Weber sieht Plagiate in Raab-Diplomarbeit

„Zahlreiche Plagiate und Quatsch“, hat „Plagiatsjäger“ Stefan Weber nach eigenen Angaben in der Diplomarbeit von Frauenministerin Susanne Raab (ÖVP) gefunden, wie er am Freitag in seinem Blog schrieb. Sie habe die wissenschaftlichen Grundregeln ihres Fachs nicht beherrscht. Ob sie „getäuscht“ habe oder nicht, erscheine ihm nicht mehr wichtig, so Weber. Im Büro der Ministerin sprach man von an den Haaren herbeigezogenen Behauptungen, die man nicht kommentiere.

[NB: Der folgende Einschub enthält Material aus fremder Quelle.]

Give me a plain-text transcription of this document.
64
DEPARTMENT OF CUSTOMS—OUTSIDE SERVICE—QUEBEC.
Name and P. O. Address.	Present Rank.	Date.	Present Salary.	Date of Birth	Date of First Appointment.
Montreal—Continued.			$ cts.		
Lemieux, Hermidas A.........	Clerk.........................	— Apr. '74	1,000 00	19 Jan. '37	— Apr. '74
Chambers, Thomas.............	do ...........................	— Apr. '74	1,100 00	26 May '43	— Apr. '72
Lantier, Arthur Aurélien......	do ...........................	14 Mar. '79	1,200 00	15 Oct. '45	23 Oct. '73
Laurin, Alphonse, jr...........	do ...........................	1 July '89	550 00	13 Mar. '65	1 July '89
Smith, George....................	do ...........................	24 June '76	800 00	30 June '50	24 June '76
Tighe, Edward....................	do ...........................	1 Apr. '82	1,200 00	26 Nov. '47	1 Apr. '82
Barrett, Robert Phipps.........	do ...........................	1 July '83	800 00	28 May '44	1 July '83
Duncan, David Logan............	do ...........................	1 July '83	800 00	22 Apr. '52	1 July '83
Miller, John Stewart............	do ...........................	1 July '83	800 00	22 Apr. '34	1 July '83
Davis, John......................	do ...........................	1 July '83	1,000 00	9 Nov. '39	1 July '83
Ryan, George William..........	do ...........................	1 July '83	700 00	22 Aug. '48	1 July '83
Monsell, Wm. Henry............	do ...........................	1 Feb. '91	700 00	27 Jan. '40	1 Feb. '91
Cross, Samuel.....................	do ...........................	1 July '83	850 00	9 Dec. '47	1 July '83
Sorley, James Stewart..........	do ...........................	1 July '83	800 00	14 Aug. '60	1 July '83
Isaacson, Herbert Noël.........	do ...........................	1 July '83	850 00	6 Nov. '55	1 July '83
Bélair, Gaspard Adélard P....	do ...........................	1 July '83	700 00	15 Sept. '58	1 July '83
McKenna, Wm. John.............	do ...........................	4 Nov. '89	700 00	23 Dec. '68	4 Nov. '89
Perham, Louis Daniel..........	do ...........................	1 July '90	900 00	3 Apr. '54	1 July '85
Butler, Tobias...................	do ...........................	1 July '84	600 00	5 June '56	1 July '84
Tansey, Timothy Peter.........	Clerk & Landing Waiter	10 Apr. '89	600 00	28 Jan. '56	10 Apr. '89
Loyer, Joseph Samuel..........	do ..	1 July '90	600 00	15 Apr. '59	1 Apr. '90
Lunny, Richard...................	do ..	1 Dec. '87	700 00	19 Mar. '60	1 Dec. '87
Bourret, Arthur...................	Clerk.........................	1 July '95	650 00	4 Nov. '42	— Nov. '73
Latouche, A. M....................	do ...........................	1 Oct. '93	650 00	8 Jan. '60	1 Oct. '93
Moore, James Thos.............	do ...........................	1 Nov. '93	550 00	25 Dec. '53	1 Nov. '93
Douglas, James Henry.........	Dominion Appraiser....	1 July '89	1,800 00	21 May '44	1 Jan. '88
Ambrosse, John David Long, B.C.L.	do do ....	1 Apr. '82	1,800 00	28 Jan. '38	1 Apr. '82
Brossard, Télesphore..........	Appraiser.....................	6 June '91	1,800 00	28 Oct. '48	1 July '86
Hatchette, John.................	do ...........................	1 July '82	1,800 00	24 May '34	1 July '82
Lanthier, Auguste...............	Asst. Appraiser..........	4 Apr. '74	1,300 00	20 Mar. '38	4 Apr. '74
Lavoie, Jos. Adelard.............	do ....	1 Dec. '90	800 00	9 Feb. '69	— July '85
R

Raab schloss an der Universität Innsbruck ein Diplomstudium der Psychologie sowie ein Diplom- und Doktoratsstudium der Rechtswissenschaften ab. Für ihre 2009 eingereichte psychologische Diplomarbeit zum Thema „Einstellungsstrukturen und Lebensbedeutungen ehrenamtlicher Mitarbeiter“ hagelte es von Weber nun Kritik: „Sie beherrschte die wissenschaftlichen Grundregeln ihres Fachs nicht“, schrieb der bekannte Plagiatsgutachter. Grund für diese Einschätzung: „17 Plagiatsfragmente“ habe er „auf 84 Seiten Fließtext gesichert, im Umfang von oft bis zu einer halben Seite.“ Davon betroffen seien auch ein Absatz des eigenen Fazits sowie Hypothesen.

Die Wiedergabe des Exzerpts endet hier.